Saturday, May 29, 2010

The Road by Cormac McCarthy



I don’t like books that don’t use quotation marks. It makes me feel a little crazy, like there are no boundaries marking what is what.

I mentioned this in a previous post. A friend from college responded and asked, “Does this mean that you don’t read Cormac McCarthy?”

I try to be open-minded and so I agreed to read at least 50 pages of whichever Cormac McCarthy book my friend recommended. He directed me to The Road, and so I checked it out from the library.

I noticed resistance in reading it, but whenever I did pick it up, I would get hooked and read much more than I was intending to.

This is a bleak book with glimmers of hope. I can’t say that I loved it, but I can appreciate the work.

I might even be open to reading more by the same author.

2 comments:

Emily Gee-Clark said...

The best--and most memorable--part was when he drank the coke. I think No Country For Old Men is better. I have it if you would like to borrow it.

Tyler Watson said...

I have fallen in love with McCarthy's work. The Road is my favorite. His prose is some of my favorite. I love his quiet, simple sentences, which accentuates the power of each delicately-chosen word.

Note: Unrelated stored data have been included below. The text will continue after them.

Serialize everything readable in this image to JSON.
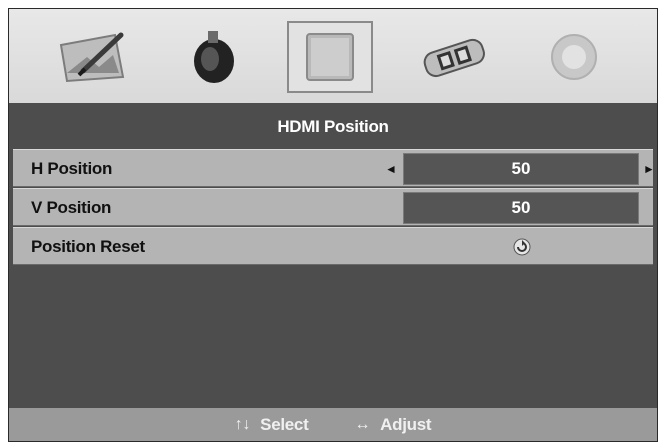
{
  "icons": [
    {
      "name": "picture-icon",
      "selected": false
    },
    {
      "name": "sound-icon",
      "selected": false
    },
    {
      "name": "screen-position-icon",
      "selected": true
    },
    {
      "name": "setup-icon",
      "selected": false
    },
    {
      "name": "option-icon",
      "selected": false
    }
  ],
  "menu": {
    "title": "HDMI Position",
    "rows": [
      {
        "label": "H Position",
        "value": "50",
        "left_arrow": "◄",
        "right_arrow": "►"
      },
      {
        "label": "V Position",
        "value": "50"
      },
      {
        "label": "Position Reset",
        "icon": "reset-icon"
      }
    ]
  },
  "footer": {
    "select_keys": "↑↓",
    "select_label": "Select",
    "adjust_keys": "↔",
    "adjust_label": "Adjust"
  }
}
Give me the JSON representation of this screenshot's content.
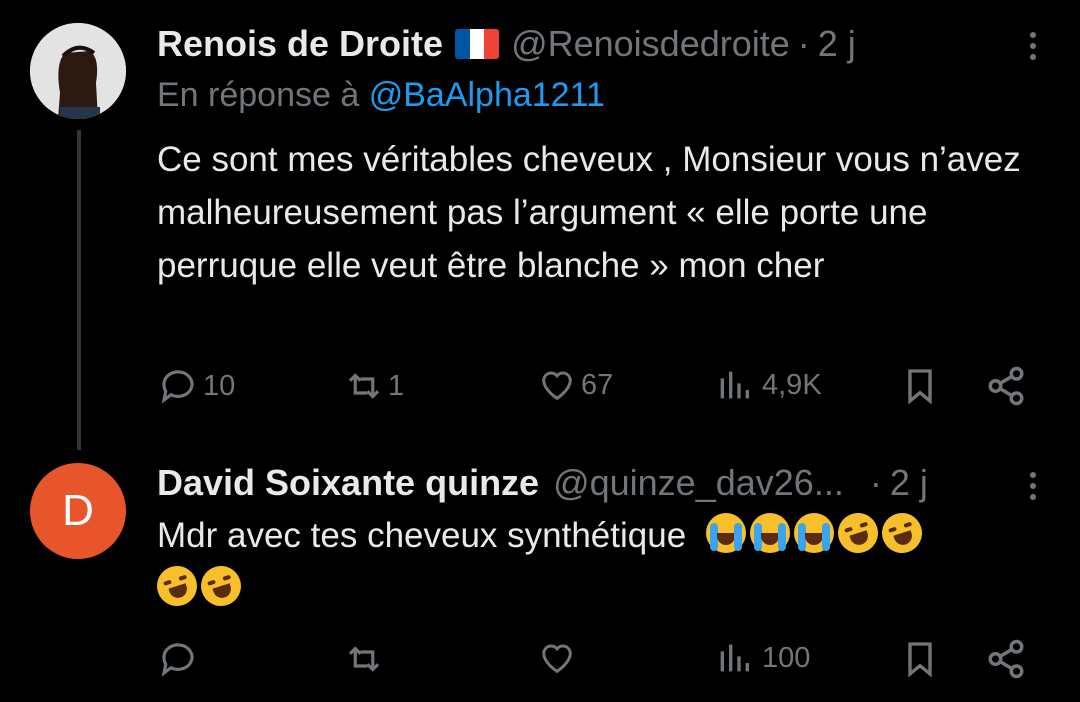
{
  "tweet1": {
    "name": "Renois de Droite",
    "handle": "@Renoisdedroite",
    "dot": "·",
    "time": "2 j",
    "reply_prefix": "En réponse à ",
    "reply_mention": "@BaAlpha1211",
    "text": "Ce sont mes véritables cheveux , Monsieur vous n’avez malheureusement pas l’argument «  elle porte une perruque elle veut être blanche » mon cher",
    "stats": {
      "replies": "10",
      "reposts": "1",
      "likes": "67",
      "views": "4,9K"
    },
    "flag_colors": [
      "#0055a4",
      "#ffffff",
      "#ef4135"
    ]
  },
  "tweet2": {
    "avatar_letter": "D",
    "avatar_color": "#e8552b",
    "name": "David Soixante quinze",
    "handle": "@quinze_dav26...",
    "dot": "·",
    "time": "2 j",
    "text": "Mdr avec tes cheveux synthétique",
    "emojis": [
      "loudly-crying-face",
      "loudly-crying-face",
      "loudly-crying-face",
      "rolling-laughing-face",
      "rolling-laughing-face",
      "rolling-laughing-face",
      "rolling-laughing-face"
    ],
    "stats": {
      "views": "100"
    }
  }
}
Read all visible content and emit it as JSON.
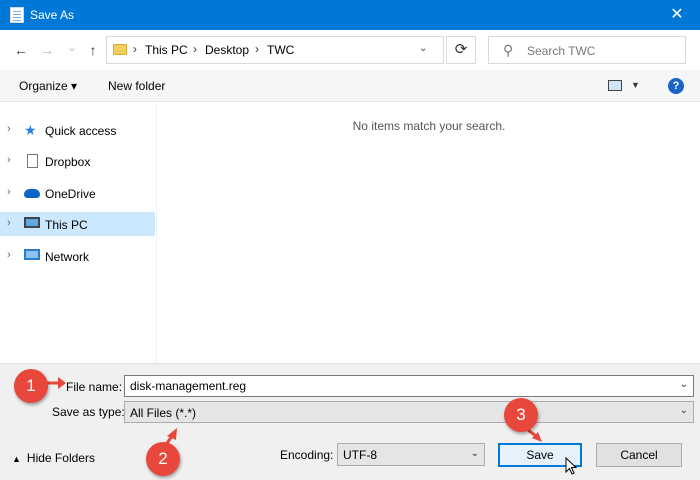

I love the novel for all sorts of reasons, but I have to admit that it is seared into my memory for what was happening in my life when I firs read The Road. I picked it up just a few months after my father died. I knew nothing of the book going in and the father-son connection drove me to grateful tears several times.

As a warning, The Road might be his most hopeful book. The others I have read are even bleaker -- especially Blood Meridian, which the literati crowd seems to think is his masterpiece.